We must first express the quadratic equation in the standard form given as,

ax^{2}+bx+c=0.

Then the discriminant of the quadratic equation is given by the formula,

Discriminant D = b^{2} – 4ac.

Now, depending on the sign of the discriminant we have three possible cases.

**Case 1: Discriminant is Positive**

If the discriminant is strictly positive then it means that the given quadratic equation has two distinct real roots.

Let us understand this by looking at an example. Consider the following quadratic equation.

x^{2}-5x+6=0.

This equation is in the standard form given above and we have that a=1, b= -5, and c=6. Then the discriminant is calculated using the formula,

D = b^{2} – 4ac = (-5)^{2} – 4(1)(6) = 1 > 0.

Since the discriminant is strictly positive we can conclude that the equation has two unequal real roots.

We can verify this by simply solving the equation by the factorization method.

x^{2}-5x+6=0.

x^{2}-3x-2x+6=0.

x(x-3)-2(x-3)=0.

(x-2)(x-3)=0.

x=2, 3.

We see that the equation indeed has two distinct roots 2 and 3.

**Case 2: Discriminant is Zero**

If the discriminant is zero then we conclude that the given quadratic equation has a single real root.

Since a quadratic equation is of degree 2 and is supposed to have two roots we sometimes say that “if the discriminant is zero the quadratic equation has two *repeated* roots”.

**Example:**

Consider the following quadratic equation x^{2}-6x+9=0. Here we have that, a=1, b= -6, and c=9.

D = b^{2} – 4ac = (-6)^{2} – 4(1)(9) = 0.

Let us also verify by factorizing the polynomial that the equation indeed has two repeated roots.

x^{2}-6x+9=0.

x^{2}-3x-3x+9=0.

x(x-3)-3(x-3)=0.

(x-3)(x-3)=0.

x=3, 3. We see that root 3 occurs with a multiplicity of 2.
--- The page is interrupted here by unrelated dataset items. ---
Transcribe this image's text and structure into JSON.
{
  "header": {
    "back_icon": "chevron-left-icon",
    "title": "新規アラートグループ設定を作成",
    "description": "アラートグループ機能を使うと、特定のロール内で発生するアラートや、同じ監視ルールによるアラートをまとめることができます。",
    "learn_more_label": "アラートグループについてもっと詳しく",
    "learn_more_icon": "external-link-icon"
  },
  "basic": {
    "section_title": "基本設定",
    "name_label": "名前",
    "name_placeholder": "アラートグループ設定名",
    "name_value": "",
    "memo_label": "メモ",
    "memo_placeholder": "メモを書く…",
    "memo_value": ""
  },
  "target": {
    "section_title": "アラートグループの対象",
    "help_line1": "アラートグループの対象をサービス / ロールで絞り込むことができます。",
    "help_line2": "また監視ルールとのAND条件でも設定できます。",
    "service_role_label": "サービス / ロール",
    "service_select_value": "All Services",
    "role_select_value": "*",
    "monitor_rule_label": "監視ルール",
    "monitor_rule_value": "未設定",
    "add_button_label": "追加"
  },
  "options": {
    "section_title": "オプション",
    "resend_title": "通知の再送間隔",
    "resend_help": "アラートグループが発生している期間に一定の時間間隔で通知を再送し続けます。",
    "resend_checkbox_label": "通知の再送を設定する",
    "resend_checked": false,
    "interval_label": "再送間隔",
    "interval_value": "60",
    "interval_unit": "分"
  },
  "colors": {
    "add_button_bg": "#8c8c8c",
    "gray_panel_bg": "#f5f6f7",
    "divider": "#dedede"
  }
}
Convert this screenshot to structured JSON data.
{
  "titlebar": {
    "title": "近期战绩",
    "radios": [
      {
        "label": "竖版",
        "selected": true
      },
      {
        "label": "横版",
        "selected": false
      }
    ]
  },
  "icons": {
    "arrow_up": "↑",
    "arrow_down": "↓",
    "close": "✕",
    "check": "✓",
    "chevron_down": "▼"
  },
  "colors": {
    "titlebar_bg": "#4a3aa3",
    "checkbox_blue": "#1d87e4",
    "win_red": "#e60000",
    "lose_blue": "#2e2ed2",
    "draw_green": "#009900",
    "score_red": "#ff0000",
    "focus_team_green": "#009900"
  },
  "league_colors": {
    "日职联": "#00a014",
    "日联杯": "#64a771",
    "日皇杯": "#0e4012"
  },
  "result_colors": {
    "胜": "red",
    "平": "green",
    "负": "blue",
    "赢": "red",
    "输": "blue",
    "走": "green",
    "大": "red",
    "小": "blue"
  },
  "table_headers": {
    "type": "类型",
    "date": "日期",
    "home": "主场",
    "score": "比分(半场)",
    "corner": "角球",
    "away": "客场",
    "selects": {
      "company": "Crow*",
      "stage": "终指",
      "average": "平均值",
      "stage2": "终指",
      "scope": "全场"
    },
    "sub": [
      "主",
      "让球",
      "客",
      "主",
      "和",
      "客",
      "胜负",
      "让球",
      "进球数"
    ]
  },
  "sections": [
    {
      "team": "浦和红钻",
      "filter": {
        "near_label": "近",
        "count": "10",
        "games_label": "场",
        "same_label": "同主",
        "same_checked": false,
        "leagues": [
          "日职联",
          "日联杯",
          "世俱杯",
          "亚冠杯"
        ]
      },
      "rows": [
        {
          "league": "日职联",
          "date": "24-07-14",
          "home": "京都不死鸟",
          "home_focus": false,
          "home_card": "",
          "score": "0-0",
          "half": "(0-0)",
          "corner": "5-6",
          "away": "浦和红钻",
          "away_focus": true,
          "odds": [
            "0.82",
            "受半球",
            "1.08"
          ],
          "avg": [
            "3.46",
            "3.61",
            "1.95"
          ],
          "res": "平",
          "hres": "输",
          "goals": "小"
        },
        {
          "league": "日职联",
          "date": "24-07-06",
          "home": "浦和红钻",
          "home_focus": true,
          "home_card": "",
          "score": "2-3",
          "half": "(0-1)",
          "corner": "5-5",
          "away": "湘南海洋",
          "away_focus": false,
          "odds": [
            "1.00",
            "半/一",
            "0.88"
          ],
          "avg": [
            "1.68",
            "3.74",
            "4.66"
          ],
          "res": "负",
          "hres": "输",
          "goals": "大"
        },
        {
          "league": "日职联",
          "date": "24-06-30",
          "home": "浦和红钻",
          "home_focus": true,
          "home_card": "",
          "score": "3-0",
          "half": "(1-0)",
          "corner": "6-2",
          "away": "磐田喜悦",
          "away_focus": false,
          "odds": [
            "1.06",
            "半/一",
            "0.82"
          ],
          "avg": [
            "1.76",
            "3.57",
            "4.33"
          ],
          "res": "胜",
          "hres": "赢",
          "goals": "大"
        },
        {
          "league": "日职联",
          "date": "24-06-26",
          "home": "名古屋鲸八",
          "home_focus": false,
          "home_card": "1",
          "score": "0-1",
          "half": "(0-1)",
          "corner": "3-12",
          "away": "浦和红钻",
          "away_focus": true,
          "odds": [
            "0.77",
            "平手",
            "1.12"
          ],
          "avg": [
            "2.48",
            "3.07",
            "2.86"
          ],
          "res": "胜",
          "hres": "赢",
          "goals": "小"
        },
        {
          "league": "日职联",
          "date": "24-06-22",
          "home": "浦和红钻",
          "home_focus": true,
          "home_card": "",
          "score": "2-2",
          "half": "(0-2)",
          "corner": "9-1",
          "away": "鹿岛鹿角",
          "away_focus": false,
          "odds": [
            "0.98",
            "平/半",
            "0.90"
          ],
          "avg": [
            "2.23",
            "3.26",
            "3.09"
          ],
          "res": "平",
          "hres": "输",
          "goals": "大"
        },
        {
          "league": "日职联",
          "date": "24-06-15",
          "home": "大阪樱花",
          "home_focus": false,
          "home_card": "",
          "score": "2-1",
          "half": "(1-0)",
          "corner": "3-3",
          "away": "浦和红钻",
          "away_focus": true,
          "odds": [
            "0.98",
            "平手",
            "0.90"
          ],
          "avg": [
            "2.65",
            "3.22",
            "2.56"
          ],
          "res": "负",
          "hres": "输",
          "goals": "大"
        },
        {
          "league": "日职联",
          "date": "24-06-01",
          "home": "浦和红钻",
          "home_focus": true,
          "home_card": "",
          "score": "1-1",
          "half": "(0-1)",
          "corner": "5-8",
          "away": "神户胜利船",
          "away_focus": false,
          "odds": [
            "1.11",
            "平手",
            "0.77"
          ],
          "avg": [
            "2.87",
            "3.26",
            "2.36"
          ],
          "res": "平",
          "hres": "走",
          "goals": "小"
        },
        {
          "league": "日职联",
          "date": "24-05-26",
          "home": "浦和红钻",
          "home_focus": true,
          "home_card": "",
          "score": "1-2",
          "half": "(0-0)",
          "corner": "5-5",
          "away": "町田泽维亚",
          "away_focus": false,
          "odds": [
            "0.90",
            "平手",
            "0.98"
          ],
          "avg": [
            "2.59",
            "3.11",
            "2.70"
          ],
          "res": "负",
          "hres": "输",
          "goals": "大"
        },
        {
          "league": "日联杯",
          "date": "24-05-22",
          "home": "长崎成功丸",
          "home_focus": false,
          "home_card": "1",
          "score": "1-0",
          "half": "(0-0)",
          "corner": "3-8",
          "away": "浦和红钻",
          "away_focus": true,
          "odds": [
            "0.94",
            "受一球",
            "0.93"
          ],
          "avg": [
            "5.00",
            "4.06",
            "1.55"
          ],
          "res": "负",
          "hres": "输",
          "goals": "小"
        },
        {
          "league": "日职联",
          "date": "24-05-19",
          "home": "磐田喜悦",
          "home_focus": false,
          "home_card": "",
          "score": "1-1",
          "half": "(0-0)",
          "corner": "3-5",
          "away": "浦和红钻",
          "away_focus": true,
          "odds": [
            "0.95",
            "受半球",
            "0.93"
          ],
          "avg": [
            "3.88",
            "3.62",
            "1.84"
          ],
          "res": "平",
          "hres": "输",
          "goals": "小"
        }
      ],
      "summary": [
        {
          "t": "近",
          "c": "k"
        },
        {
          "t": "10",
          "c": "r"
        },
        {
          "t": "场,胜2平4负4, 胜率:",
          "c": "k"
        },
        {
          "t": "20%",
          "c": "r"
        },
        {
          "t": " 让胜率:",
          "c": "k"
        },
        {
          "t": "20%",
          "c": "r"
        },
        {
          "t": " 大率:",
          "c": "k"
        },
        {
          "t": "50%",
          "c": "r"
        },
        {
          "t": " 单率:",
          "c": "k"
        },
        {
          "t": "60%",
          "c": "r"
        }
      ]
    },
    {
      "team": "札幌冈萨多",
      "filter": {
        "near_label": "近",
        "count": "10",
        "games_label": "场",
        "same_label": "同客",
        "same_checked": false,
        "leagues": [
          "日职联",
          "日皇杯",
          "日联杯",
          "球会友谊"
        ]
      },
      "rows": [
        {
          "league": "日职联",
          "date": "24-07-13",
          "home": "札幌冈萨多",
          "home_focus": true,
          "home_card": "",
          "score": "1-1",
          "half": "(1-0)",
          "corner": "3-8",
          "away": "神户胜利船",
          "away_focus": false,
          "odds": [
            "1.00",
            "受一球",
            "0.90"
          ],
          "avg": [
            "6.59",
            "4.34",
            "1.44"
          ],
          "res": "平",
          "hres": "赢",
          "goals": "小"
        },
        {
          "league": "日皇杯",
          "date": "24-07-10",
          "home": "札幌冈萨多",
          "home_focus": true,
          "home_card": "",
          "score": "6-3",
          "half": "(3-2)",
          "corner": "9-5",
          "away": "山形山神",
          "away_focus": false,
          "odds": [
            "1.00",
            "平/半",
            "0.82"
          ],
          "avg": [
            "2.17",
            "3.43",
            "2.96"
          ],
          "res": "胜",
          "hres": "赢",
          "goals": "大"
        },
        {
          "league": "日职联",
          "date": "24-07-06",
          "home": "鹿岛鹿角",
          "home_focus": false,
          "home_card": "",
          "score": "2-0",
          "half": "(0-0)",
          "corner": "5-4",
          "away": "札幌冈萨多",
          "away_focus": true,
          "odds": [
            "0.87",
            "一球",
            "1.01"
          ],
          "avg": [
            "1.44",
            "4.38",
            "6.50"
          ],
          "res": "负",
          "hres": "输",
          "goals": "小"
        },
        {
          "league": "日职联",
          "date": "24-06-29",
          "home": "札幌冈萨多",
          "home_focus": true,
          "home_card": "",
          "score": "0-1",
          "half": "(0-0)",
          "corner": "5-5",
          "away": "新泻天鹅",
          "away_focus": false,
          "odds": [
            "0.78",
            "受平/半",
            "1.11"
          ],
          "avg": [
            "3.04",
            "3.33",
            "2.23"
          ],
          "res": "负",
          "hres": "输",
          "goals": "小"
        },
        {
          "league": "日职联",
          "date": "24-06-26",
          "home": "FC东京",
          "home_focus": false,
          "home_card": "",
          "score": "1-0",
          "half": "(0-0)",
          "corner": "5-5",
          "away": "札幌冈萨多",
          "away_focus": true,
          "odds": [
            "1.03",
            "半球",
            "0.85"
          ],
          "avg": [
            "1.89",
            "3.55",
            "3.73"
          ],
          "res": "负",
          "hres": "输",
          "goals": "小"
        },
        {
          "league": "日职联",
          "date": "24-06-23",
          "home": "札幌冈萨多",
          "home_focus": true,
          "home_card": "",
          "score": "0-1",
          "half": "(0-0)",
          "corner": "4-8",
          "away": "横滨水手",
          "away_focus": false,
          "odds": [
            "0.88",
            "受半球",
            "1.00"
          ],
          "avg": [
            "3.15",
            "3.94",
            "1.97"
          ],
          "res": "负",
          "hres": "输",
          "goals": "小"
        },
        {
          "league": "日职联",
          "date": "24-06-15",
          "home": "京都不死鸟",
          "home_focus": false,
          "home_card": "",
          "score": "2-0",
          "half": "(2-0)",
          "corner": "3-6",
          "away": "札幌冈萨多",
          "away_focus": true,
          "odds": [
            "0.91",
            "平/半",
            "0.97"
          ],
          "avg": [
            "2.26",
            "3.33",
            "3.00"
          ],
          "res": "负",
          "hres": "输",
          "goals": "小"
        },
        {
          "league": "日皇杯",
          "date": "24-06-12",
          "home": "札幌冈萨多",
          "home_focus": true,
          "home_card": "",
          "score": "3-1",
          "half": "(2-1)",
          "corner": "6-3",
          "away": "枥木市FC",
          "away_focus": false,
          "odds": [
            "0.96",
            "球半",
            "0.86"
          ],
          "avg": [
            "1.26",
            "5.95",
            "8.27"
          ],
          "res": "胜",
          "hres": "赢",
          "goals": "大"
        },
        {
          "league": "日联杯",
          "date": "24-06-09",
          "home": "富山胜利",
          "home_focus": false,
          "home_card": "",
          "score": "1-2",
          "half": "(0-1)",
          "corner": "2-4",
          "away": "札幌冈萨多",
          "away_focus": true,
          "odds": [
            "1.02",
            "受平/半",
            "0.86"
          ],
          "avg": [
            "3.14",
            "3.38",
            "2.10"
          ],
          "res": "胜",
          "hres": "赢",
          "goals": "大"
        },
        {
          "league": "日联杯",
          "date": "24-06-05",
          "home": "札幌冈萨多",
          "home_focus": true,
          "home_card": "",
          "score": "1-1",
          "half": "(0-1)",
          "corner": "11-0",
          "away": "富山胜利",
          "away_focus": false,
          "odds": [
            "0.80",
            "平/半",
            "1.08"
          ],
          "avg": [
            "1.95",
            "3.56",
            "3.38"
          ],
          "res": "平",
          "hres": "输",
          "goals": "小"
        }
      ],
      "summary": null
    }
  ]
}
**Case 3: Discriminant is Negative**

If the discriminant is negative then the quadratic equation has no real roots. This means that the equation cannot be solved.

For example, the discriminant of the quadratic equation, x^{2}+x+1=0 is given as, D = b^{2} – 4ac = (1)^{2} – 4(1)(1) = -3 < 0 .

**Why can a quadratic equation not be solved if the discriminant is negative?**

A quadratic equation does not have roots if the discriminant is negative.

This can be understood by looking at the quadratic formula. The two roots of a quadratic equation are given by the formula, x = (-b ± √D)/2a.

Since it is impossible to take the square root of a real number, if the quantity under the root is negative the equation is impossible to solve.

In order to solve such equations one needs to expand the number system to include *complex numbers*.